Les chercheurs ont voulu confirmer leur hypothèse avec un dernier test : doubler le taux d’évaporation en utilisant l’électricité pour chauffer le matériau sans qu’il soit exposé à la lumière. Le résultat confirme ce qu’ils supposaient : la quantité d’eau évaporée ne dépassait pas la limite thermique, ce qui confirmait que l’effet était dû à la lumière.
Applications
Ce phénomène, plus efficace que la chaleur pour obtenir de l’eau potable, pourrait jouer un rôle crucial « dans la formation et l’évolution du brouillard et des nuages ». Cela impliquerait un examen approfondi et à grande échelle des modèles climatiquespour améliorer sa précision et l’appliquer à la prévention des catastrophes naturelles ou aux prévisions liées au réchauffement climatique.

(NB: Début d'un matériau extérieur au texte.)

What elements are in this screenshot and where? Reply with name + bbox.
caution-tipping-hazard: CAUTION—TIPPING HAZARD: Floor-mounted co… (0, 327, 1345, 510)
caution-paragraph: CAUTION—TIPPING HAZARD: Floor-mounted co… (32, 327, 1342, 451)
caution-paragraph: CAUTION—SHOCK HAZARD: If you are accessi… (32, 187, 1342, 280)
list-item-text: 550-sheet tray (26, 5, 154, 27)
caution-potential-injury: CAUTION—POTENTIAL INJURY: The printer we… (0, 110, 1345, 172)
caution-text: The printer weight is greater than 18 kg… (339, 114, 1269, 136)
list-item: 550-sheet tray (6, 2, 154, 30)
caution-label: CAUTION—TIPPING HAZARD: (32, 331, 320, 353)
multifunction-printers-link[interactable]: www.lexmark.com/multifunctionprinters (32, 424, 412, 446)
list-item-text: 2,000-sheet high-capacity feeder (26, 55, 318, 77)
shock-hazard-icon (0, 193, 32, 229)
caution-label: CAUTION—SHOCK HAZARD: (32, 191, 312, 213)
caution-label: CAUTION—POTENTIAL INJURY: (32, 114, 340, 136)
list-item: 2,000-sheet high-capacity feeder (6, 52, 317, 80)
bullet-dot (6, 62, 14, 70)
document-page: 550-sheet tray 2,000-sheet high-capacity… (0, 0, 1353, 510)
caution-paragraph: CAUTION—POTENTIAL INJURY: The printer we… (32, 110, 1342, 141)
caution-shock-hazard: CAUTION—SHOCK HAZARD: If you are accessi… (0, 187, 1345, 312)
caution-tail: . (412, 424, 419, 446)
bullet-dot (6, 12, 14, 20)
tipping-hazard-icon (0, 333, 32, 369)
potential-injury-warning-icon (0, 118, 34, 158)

Cela servirait également à transformer les processus qui nécessitent le séchage d’un matériau et le refroidissement par évaporation, « en utilisant le changement de phase pour fournir un système de refroidissement solaire très efficace. » Mais surtout, « elle pourrait jouer un rôle important dans de nombreux procédés industriels, comme le dessalement de l’eau grâce à l’énergie solaire ». Le principal problème de l’eau dessalée est son coût très élevé, qui affecte ses utilisateurs finaux, notamment les agriculteurs qui l’utilisent pour irriguer leurs cultures.
Cette constatation impliquerait une forte réduction du prix de l’eau dessalée. En principe, cela permettrait d’augmenter la limite d’eau produite par le dessalement solaire, actuellement évaluée à 1,5 kilogramme par mètre carré. Cet effet, appelé effet photomoléculaire, nous permet d’augmenter ce chiffre jusqu’à trois ou quatre fois. Potentiellement, ces hydrogels nous permettraient de « sauter » l’étape de première conversion de la lumière solaire en chaleur, de sorte qu’il n’y aurait pas besoin de panneaux solaires pour fonctionner.